La liberación espiritual se logra por la caridad y el amor universal y por librarse del egoísmo. Por sí mismo se llega al conocimiento y no por revelación, como dice el Mahavaga. La reencarnación es un deseo de llegar a ser, que se reduce a una simple posibilidad y por la liberación espiritual se llega a la supresión del sufrimiento.

Se dice que en su lecho de muerte el Buda dio esta indicación a sus discípulos: “Busquen salvación sólo en la verdad; no acudas por ayuda a nadie aparte de ti mismo”. Por eso, según el Buda la iluminación no proviene de Dios, sino del esfuerzo personal por desarrollar el modo de pensar recto y las buenas obras.

No es difícil ver por qué no recibió acogida esta enseñanza en la sociedad india de aquel tiempo. Por una parte, condenaba las prácticas religiosas caracterizadas por avidez y corrupción que promovían los brahmanes, la casta sacerdotal, y por otra, condenaba el ascetismo austero de los jainas y otras sectas místicas.
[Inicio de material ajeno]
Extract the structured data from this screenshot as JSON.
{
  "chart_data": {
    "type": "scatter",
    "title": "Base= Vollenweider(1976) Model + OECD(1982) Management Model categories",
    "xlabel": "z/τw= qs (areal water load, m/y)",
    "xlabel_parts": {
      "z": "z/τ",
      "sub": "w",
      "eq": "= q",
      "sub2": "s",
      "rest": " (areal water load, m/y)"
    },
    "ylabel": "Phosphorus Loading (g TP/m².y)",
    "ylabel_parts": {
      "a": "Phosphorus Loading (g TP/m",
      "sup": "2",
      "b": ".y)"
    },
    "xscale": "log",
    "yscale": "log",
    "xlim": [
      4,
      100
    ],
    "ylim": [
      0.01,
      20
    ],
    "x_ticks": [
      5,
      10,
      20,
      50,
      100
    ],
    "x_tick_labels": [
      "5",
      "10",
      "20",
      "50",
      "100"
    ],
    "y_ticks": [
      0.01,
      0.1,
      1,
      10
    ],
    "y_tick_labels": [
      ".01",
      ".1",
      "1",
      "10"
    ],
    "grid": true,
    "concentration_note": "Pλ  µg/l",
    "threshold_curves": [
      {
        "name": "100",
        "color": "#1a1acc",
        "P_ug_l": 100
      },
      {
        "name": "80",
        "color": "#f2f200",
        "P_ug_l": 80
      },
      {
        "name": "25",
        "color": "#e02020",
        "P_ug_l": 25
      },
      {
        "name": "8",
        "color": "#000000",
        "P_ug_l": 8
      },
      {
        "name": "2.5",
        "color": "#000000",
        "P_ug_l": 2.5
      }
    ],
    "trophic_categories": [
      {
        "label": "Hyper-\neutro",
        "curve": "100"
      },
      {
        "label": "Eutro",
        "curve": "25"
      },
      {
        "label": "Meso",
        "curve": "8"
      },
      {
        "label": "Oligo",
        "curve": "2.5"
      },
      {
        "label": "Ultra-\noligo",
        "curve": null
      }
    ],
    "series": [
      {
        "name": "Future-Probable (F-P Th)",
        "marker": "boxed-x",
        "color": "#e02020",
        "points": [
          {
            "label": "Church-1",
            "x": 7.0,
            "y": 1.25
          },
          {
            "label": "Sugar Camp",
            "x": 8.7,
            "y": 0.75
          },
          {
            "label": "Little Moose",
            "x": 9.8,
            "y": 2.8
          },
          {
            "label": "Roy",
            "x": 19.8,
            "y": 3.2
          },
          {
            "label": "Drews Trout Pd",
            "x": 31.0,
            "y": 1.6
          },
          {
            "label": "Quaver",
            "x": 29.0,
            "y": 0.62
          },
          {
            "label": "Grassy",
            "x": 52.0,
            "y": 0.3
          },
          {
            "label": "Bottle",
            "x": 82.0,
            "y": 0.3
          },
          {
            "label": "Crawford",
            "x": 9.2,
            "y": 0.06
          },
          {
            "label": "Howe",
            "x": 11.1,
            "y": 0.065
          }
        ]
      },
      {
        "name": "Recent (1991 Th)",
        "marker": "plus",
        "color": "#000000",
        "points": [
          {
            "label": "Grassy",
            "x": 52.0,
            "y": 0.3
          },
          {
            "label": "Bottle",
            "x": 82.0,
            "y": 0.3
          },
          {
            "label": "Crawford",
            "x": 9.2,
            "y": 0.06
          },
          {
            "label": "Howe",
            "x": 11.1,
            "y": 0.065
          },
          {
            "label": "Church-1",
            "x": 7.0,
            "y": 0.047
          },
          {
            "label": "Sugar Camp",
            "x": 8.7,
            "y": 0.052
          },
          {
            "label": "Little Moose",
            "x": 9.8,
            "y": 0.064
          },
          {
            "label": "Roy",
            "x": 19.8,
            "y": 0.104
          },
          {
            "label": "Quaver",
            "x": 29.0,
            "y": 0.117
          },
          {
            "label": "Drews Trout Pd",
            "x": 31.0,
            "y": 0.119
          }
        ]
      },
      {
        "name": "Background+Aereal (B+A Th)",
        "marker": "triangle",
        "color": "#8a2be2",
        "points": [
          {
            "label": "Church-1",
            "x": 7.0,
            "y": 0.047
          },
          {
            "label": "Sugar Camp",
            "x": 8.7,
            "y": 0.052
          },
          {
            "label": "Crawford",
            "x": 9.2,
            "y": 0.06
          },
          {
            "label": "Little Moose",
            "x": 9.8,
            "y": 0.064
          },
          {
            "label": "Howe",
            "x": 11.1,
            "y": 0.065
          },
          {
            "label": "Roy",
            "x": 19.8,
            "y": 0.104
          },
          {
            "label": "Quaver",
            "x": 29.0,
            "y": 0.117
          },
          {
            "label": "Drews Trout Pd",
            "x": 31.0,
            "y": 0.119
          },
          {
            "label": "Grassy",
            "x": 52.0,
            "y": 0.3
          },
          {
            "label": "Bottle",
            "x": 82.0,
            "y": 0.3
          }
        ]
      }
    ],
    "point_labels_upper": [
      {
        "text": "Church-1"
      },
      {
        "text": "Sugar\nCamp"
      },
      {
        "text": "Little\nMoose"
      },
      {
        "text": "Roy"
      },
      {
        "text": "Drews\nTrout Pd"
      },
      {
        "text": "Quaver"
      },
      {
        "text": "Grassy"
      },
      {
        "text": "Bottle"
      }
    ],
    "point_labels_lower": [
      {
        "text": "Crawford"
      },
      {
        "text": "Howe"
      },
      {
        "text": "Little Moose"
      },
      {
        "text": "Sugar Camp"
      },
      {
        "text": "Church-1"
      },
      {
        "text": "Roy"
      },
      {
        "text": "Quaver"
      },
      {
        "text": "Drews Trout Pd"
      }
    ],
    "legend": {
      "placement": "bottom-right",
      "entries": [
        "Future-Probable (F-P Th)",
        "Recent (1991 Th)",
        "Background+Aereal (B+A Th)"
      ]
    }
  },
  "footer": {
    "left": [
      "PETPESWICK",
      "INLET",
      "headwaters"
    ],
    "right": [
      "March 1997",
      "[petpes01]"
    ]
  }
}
Además, abolía los sacrificios y los mitos, las miríadas de dioses y diosas naturales y analógicas, y el gravoso sistema de castas que dominaba y esclavizaba a la gente en todo aspecto de la vida, en pocas palabras: prometía liberación a todo el que estuviera dispuesto a seguir el camino del Buda.

El budismo enseña el camino a la bondad y la salvación sin un dios personal; el conocimiento más elevado sin una “revelación”, la posibilidad de redención sin un redentor que sustituya, una salvación en la cual cada uno es su propio salvador.

La mente que crece puede con la misma facilidad asimilar la idea de un universo dirigido por una Ley inmutable como asimilar el concepto de un Personaje distante que quizás nunca vea, que mora quién sabe dónde, y que en algún tiempo creó de la nada un Universo que está lleno de enemistad, injusticia, desigualdad de oportunidades, sufrimiento y contienda interminables.

El budismo ofrece un campo muy fértil para el diseño de religiones porque ofrece una doctrina de salvación y una moral sin comprometerse con ningún dios personal. Entonces, el diseñador coloca la imagen natural y construye su religión con los elementos brindados por el budismo. Esto sucedería siglos más tarde con Jesús, cuando tomó como imagen analógica la de su supuesto padre eterno: Yahvé, quien a su vez tomó las virtudes y poderes de Marduk, rey de los dioses y de los hombres de Babilonia, para convertirse en Señor del universo y creador del hombre.

Los budistas no intentan establecer nexos con las divinidades, sino alcanzar un estado psicológico de paz inalterable, en teoría el budismo no aboga por creer en Dios ni en un creador. El Buda, quien nunca afirmó ser Dios, como también sucedió con Jesús, ha llegado a ser venerado como un dios en todo el sentido de la palabra, con templos, santuarios, prácticas, imágenes, reliquias y a los bodhisatvas; seres que han perseguido por sí mismos la iluminación, han llegado a ser objetos a los que los budistas devotos ofrecen oraciones, ofrendas y devoción, como sucede con los santos del cristianismo a los que son equivalentes. Buda es sin embargo el prototipo de la imagen natural y concreta de lo divino y síntesis de lo humano, como siglos más tarde sucedería con Jesús.

Para el budismo hay incalculables dioses que viven en dicha eterna, como la corte celestial del cristianismo con ángeles, arcángeles, serafines y querubines y otros, que acompañan al Padre Eterno, a su supuesto hijo Jesús, pero no tienen relación con los seres humanos y su perfección es menor a la de una persona que alcance el estado de buda. No hay dios superior ni creador en esta religión, y lo que se persigue con la meditación y recogimiento interior no es vincularse con un dios, sino algo difícil definir: una iluminación íntima, un éxtasis auto satisfactorio.

Los métodos para ejercitar la mente de los monjes hacia la purificación, tema principal de la literatura budista, no están guiados por reflexiones teológicas ni tampoco filosóficas; son más bien de orden psicológico.